It is important to follow the checklist in this sequence and without skipping steps!

✅ Establish a clear and mutual understanding of KPIs and Dimensions for the first iteration of your data infrastructure

A great tool to do that is what I call the KPI / Dimension Map.

This is a cross-table in a Google Sheet that defines all metrics (e.g. Revenue after Returns and Cancellations) and all dimensions that this metric can be combined with (e.g. Country -> the resulting combination is Revenue after Returns and Cancellations by Country). 

This map has hundreds of possible combinations and will also show which KPI / Dimension combinations don’t make sense.

The map becomes the blueprint for your first data infrastructure data model.

A few things are very important to consider:

  • Don’t spend too much time deeply defining KPIs yet. They will change a million times anyways
  • Don’t spend too much time defining ownership of the KPIs yet. No one knows that yet. Let the data team own everything but make it clear that the business must take over ownership of KPIs eventually.
  • Focus only on use cases that are relevant over the next 6 months! This is very important!

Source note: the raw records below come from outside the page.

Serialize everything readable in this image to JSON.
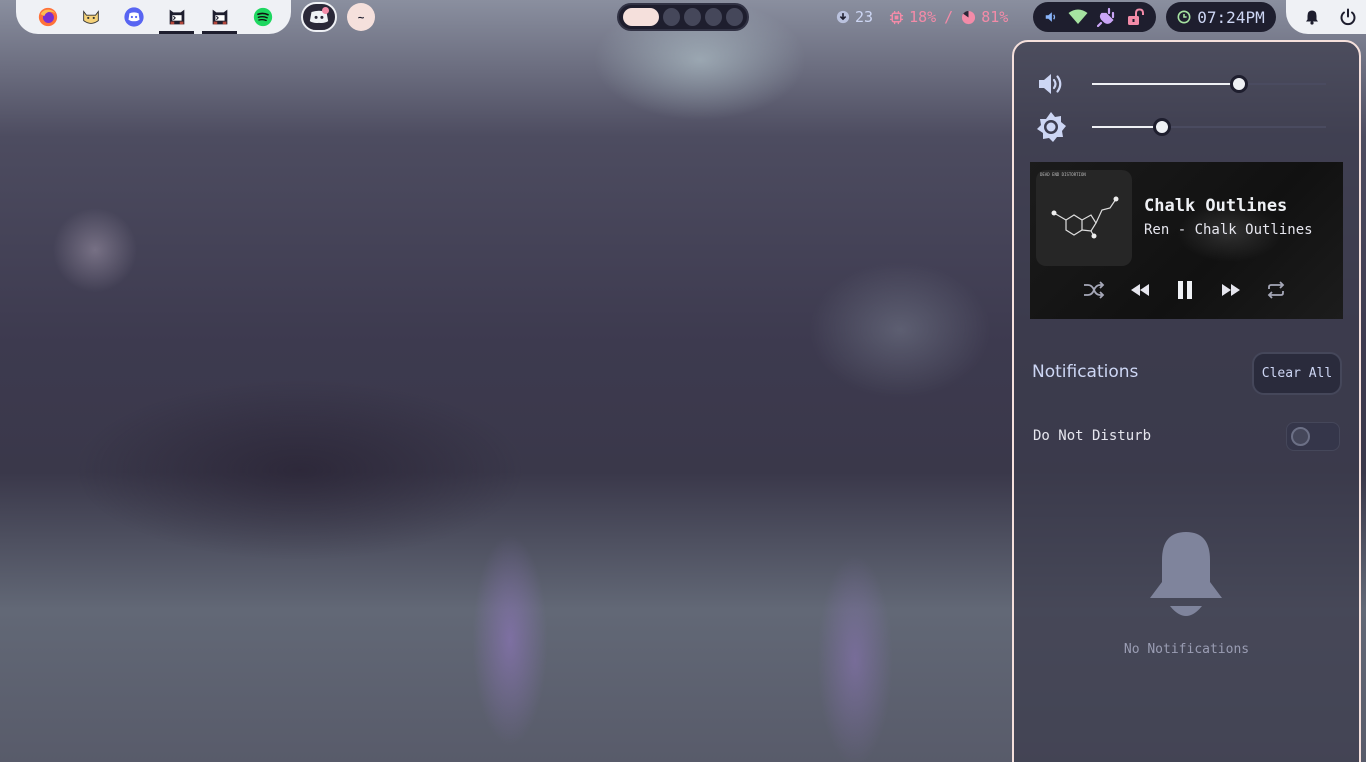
{
  "topbar": {
    "apps": [
      {
        "name": "firefox",
        "icon": "firefox-icon",
        "active": false
      },
      {
        "name": "cat-app",
        "icon": "cat-icon",
        "active": false
      },
      {
        "name": "discord",
        "icon": "discord-icon",
        "active": false
      },
      {
        "name": "terminal-1",
        "icon": "terminal-cat-icon",
        "active": true
      },
      {
        "name": "terminal-2",
        "icon": "terminal-cat-icon",
        "active": true
      },
      {
        "name": "spotify",
        "icon": "spotify-icon",
        "active": false
      }
    ],
    "tray": {
      "tilde_label": "~"
    },
    "workspaces": {
      "count": 5,
      "active_index": 0
    },
    "stats": {
      "updates": "23",
      "cpu": "18%",
      "separator": "/",
      "memory": "81%"
    },
    "clock": "07:24PM"
  },
  "control_center": {
    "volume_level": 0.63,
    "brightness_level": 0.3,
    "player": {
      "title": "Chalk Outlines",
      "subtitle": "Ren - Chalk Outlines",
      "album_text": "DEAD END DISTORTION"
    },
    "notifications": {
      "heading": "Notifications",
      "clear_label": "Clear All",
      "dnd_label": "Do Not Disturb",
      "dnd_enabled": false,
      "empty_text": "No Notifications"
    }
  },
  "colors": {
    "accent": "#f5e0dc",
    "cpu_mem": "#f38ba8",
    "bar_bg": "#1e1e2e",
    "panel_border": "#f5e0dc"
  }
}
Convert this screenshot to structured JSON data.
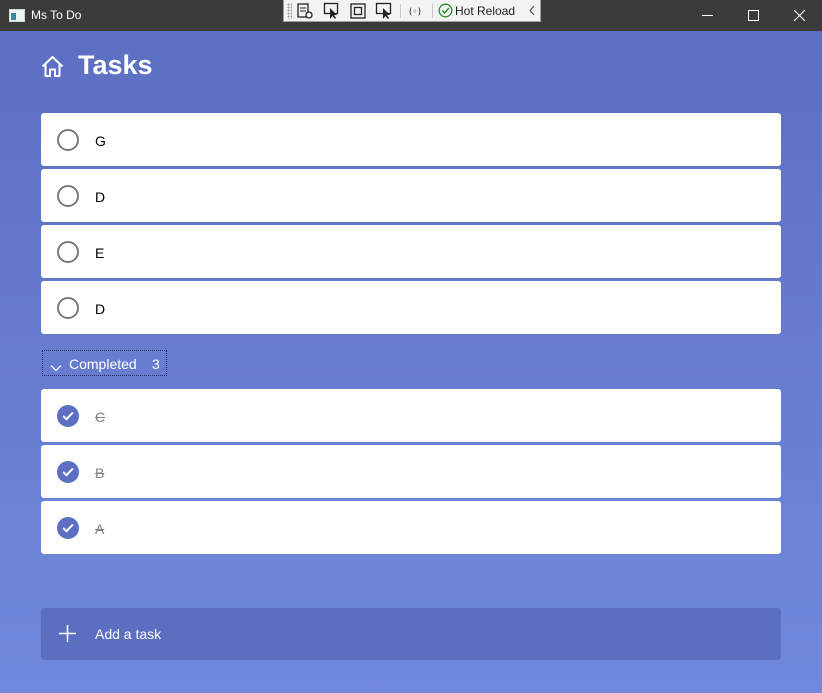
{
  "window": {
    "title": "Ms To Do"
  },
  "devbar": {
    "hot_reload_label": "Hot Reload"
  },
  "page": {
    "title": "Tasks",
    "icon": "home-icon"
  },
  "active_tasks": [
    {
      "label": "G",
      "completed": false
    },
    {
      "label": "D",
      "completed": false
    },
    {
      "label": "E",
      "completed": false
    },
    {
      "label": "D",
      "completed": false
    }
  ],
  "completed_section": {
    "label": "Completed",
    "count": "3",
    "expanded": true
  },
  "completed_tasks": [
    {
      "label": "C",
      "completed": true
    },
    {
      "label": "B",
      "completed": true
    },
    {
      "label": "A",
      "completed": true
    }
  ],
  "add_task": {
    "label": "Add a task"
  },
  "colors": {
    "accent": "#5c6fc2",
    "background_top": "#5c6fc2",
    "background_bottom": "#7189dc",
    "titlebar": "#3b3b3b",
    "completed_text": "#808080"
  }
}
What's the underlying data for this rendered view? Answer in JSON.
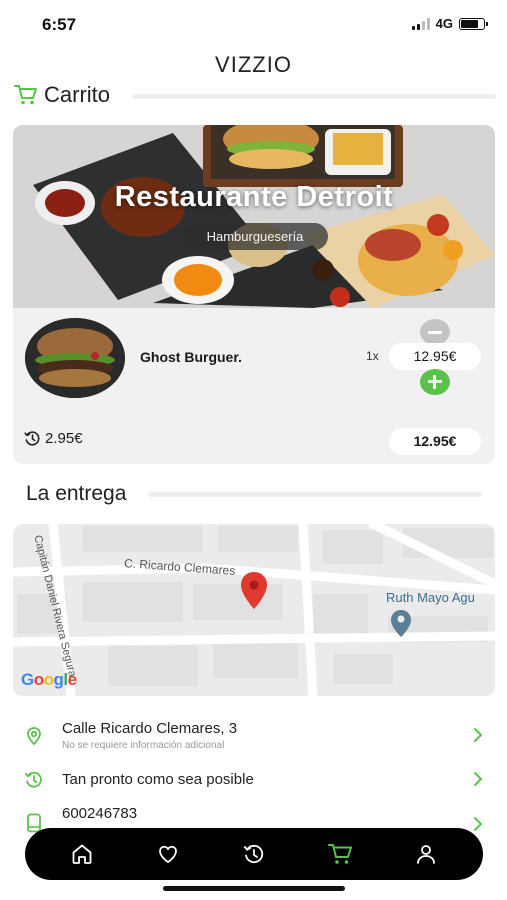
{
  "status_bar": {
    "time": "6:57",
    "network": "4G"
  },
  "app": {
    "title": "VIZZIO"
  },
  "cart": {
    "heading": "Carrito",
    "restaurant": {
      "name": "Restaurante Detroit",
      "category": "Hamburguesería"
    },
    "items": [
      {
        "name": "Ghost Burguer.",
        "quantity": "1x",
        "price": "12.95€"
      }
    ],
    "delivery_fee": "2.95€",
    "total": "12.95€"
  },
  "delivery": {
    "heading": "La entrega",
    "map": {
      "street_1": "C. Ricardo Clemares",
      "street_2": "Capitán Daniel Rivera Segura",
      "place": "Ruth Mayo Agu",
      "provider": "Google"
    },
    "address": {
      "main": "Calle Ricardo Clemares, 3",
      "sub": "No se requiere información adicional"
    },
    "time": "Tan pronto como sea posible",
    "phone": "600246783"
  },
  "nav": {
    "items": [
      {
        "icon": "home-icon",
        "active": false
      },
      {
        "icon": "heart-icon",
        "active": false
      },
      {
        "icon": "history-icon",
        "active": false
      },
      {
        "icon": "cart-icon",
        "active": true
      },
      {
        "icon": "user-icon",
        "active": false
      }
    ]
  },
  "colors": {
    "accent": "#5ac24a",
    "nav_bg": "#000000",
    "card_bg": "#f1f1f1"
  }
}
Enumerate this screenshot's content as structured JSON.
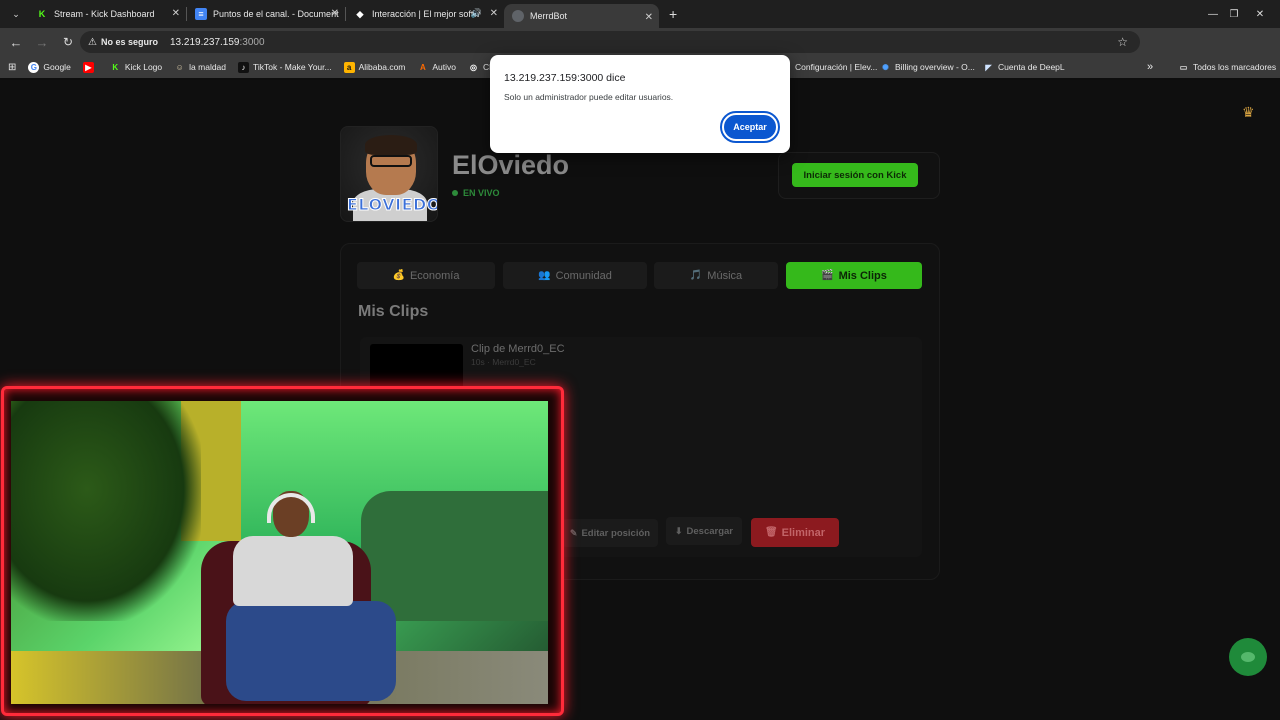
{
  "browser": {
    "tabs": [
      {
        "label": "Stream - Kick Dashboard",
        "icon": "kick-icon",
        "color": "#53fc18"
      },
      {
        "label": "Puntos de el canal. - Document",
        "icon": "docs-icon",
        "color": "#4285f4"
      },
      {
        "label": "Interacción | El mejor softw",
        "icon": "diamond-icon",
        "color": "#ffffff"
      },
      {
        "label": "MerrdBot",
        "icon": "globe-icon",
        "color": "#9aa0a6"
      }
    ],
    "new_tab": "+",
    "window_controls": {
      "minimize": "—",
      "restore": "❐",
      "close": "✕"
    },
    "address": {
      "warning": "No es seguro",
      "host": "13.219.237.159",
      "port": ":3000"
    },
    "bookmarks": [
      {
        "label": "Google",
        "icon": "G",
        "color": "#ffffff"
      },
      {
        "label": "",
        "icon": "▶",
        "color": "#ff0000"
      },
      {
        "label": "Kick Logo",
        "icon": "K",
        "color": "#53fc18"
      },
      {
        "label": "la maldad",
        "icon": "☺",
        "color": "#d7c9a8"
      },
      {
        "label": "TikTok - Make Your...",
        "icon": "♪",
        "color": "#111111"
      },
      {
        "label": "Alibaba.com",
        "icon": "a",
        "color": "#ff6a00"
      },
      {
        "label": "Autivo",
        "icon": "A",
        "color": "#ff6a00"
      },
      {
        "label": "Chat G",
        "icon": "◎",
        "color": "#ffffff"
      },
      {
        "label": "Configuración | Elev...",
        "icon": "⚙",
        "color": "#9aa0a6"
      },
      {
        "label": "Billing overview - O...",
        "icon": "✺",
        "color": "#4ea0ff"
      },
      {
        "label": "Cuenta de DeepL",
        "icon": "◤",
        "color": "#0f2b46"
      }
    ],
    "bookmarks_more": "»",
    "all_bookmarks": "Todos los marcadores"
  },
  "dialog": {
    "title": "13.219.237.159:3000 dice",
    "message": "Solo un administrador puede editar usuarios.",
    "accept_label": "Aceptar"
  },
  "profile": {
    "avatar_text": "ELOVIEDO",
    "name": "ElOviedo",
    "status": "EN VIVO",
    "login_label": "Iniciar sesión con Kick"
  },
  "tabs": [
    {
      "icon": "💰",
      "label": "Economía"
    },
    {
      "icon": "👥",
      "label": "Comunidad"
    },
    {
      "icon": "🎵",
      "label": "Música"
    },
    {
      "icon": "🎬",
      "label": "Mis Clips"
    }
  ],
  "clips": {
    "section_title": "Mis Clips",
    "items": [
      {
        "title": "Clip de Merrd0_EC",
        "meta": "10s · Merrd0_EC"
      }
    ],
    "actions": {
      "edit_icon": "✎",
      "edit_label": "Editar posición",
      "download_icon": "⬇",
      "download_label": "Descargar",
      "delete_icon": "🗑",
      "delete_label": "Eliminar"
    }
  },
  "colors": {
    "accent_green": "#35b91b",
    "danger_red": "#8c1a1f",
    "webcam_border": "#ff2b3a",
    "dialog_button": "#0b57d0"
  }
}
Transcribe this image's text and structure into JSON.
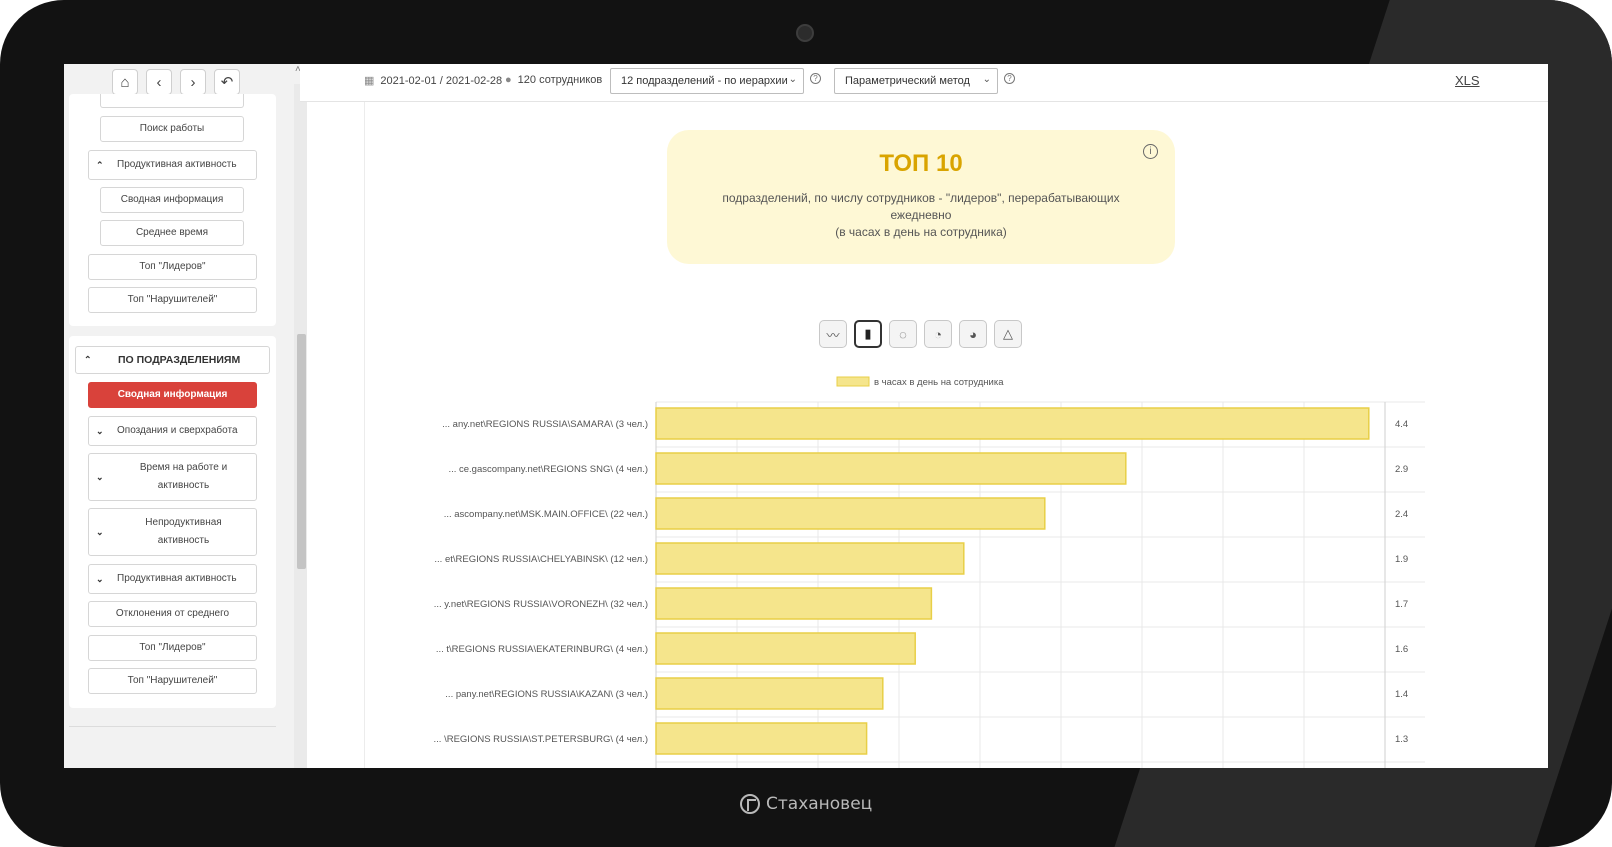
{
  "brand": {
    "name": "Стахановец"
  },
  "sidebar": {
    "top_items": [
      {
        "label": "Поиск работы"
      }
    ],
    "group1": {
      "header": "Продуктивная активность",
      "items": [
        {
          "label": "Сводная информация"
        },
        {
          "label": "Среднее время"
        }
      ]
    },
    "group1_tail": [
      {
        "label": "Топ \"Лидеров\""
      },
      {
        "label": "Топ \"Нарушителей\""
      }
    ],
    "section2": {
      "header": "ПО ПОДРАЗДЕЛЕНИЯМ",
      "items": [
        {
          "label": "Сводная информация",
          "active": true
        },
        {
          "label": "Опоздания и сверхработа",
          "chevron": true
        },
        {
          "label": "Время на работе и активность",
          "chevron": true
        },
        {
          "label": "Непродуктивная активность",
          "chevron": true
        },
        {
          "label": "Продуктивная активность",
          "chevron": true
        },
        {
          "label": "Отклонения от среднего"
        },
        {
          "label": "Топ \"Лидеров\""
        },
        {
          "label": "Топ \"Нарушителей\""
        }
      ]
    }
  },
  "topbar": {
    "date_range": "2021-02-01 / 2021-02-28",
    "employees": "120 сотрудников",
    "department_select": "12 подразделений - по иерархии",
    "method_select": "Параметрический метод",
    "xls": "XLS"
  },
  "title_card": {
    "title": "ТОП 10",
    "subtitle_line1": "подразделений, по числу сотрудников - \"лидеров\", перерабатывающих ежедневно",
    "subtitle_line2": "(в часах в день на сотрудника)"
  },
  "chart_type_buttons": [
    "line-chart-icon",
    "bar-chart-icon",
    "doughnut-chart-icon",
    "pie-chart-icon",
    "polar-area-chart-icon",
    "radar-chart-icon"
  ],
  "chart_data": {
    "type": "bar",
    "orientation": "horizontal",
    "legend": "в часах в день на сотрудника",
    "legend_position": "top",
    "categories": [
      "... any.net\\REGIONS RUSSIA\\SAMARA\\ (3 чел.)",
      "... ce.gascompany.net\\REGIONS SNG\\ (4 чел.)",
      "... ascompany.net\\MSK.MAIN.OFFICE\\ (22 чел.)",
      "... et\\REGIONS RUSSIA\\CHELYABINSK\\ (12 чел.)",
      "... y.net\\REGIONS RUSSIA\\VORONEZH\\ (32 чел.)",
      "... t\\REGIONS RUSSIA\\EKATERINBURG\\ (4 чел.)",
      "... pany.net\\REGIONS RUSSIA\\KAZAN\\ (3 чел.)",
      "... \\REGIONS RUSSIA\\ST.PETERSBURG\\ (4 чел.)"
    ],
    "values": [
      4.4,
      2.9,
      2.4,
      1.9,
      1.7,
      1.6,
      1.4,
      1.3
    ],
    "value_labels": [
      "4.4",
      "2.9",
      "2.4",
      "1.9",
      "1.7",
      "1.6",
      "1.4",
      "1.3"
    ],
    "xlim": [
      0,
      4.5
    ],
    "grid": true,
    "bar_color": "#f5e58c",
    "bar_border": "#e8cf47"
  }
}
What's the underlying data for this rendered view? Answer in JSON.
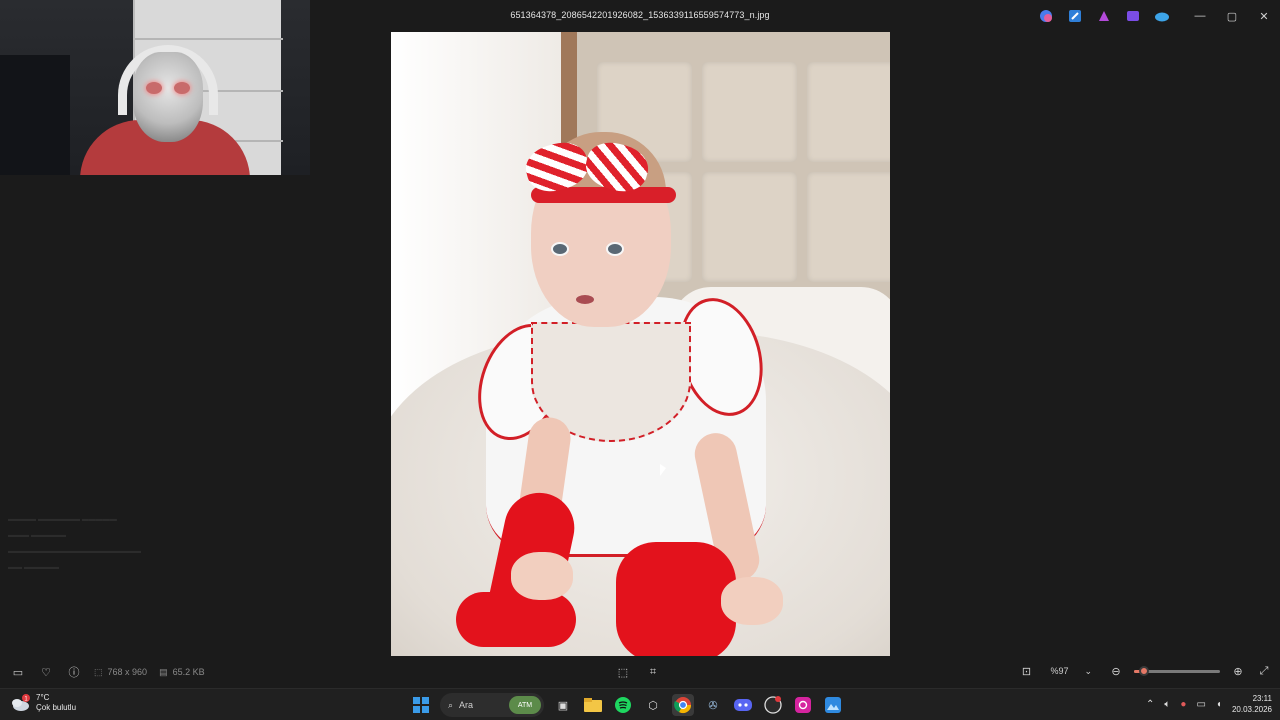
{
  "window": {
    "title": "651364378_2086542201926082_1536339116559574773_n.jpg",
    "controls": {
      "minimize": "—",
      "maximize": "▢",
      "close": "✕"
    }
  },
  "title_apps": [
    "copilot-icon",
    "photos-edit-icon",
    "designer-icon",
    "clipchamp-icon",
    "onedrive-icon"
  ],
  "image_info": {
    "dimensions": "768 x 960",
    "file_size": "65.2 KB"
  },
  "bottom_toolbar": {
    "zoom_value": "%97",
    "zoom_level": 0.12
  },
  "taskbar": {
    "weather": {
      "temp": "7°C",
      "condition": "Çok bulutlu",
      "badge": "1"
    },
    "search_placeholder": "Ara",
    "search_badge": "ATM",
    "clock": {
      "time": "23:11",
      "date": "20.03.2026"
    }
  },
  "colors": {
    "accent": "#e57866",
    "background": "#1b1b1b",
    "taskbar": "#202020"
  }
}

Make it clear what will NOT be part of the first iteration of the data infrastructure
  • Make sure to interview and involve ALL business stakeholders in this process

✅ Clearly understand which metrics and dimensions can be sourced without problems and from where

Ask yourself:

  • What data sources do I need for my first data infrastructure?
  • How do KPIs and dimensions map to the various data sources?
  • What are the leading sources in case there is a conflict (e.g. Orders from Shopify vs Google Analytics)?
  • Which problems does the data in the source have? 
  • Are there manual processes involved in generating my data?

✅ Decide for a cloud data warehouse solution

Don’t overthink this step. For 95% of startups it simply doesn’t matter what technology you choose here in the next 2-3 years from a cost or performance perspective. Choose what you’re comfortable with and get started.

✅ Define a simple process to get your data from your source into a cloud data warehouse

You need to make two decisions:

  • How often do I want to refresh data in my data warehouse
  • What’s my update strategy

Again, don’t overthink, and keep it simple.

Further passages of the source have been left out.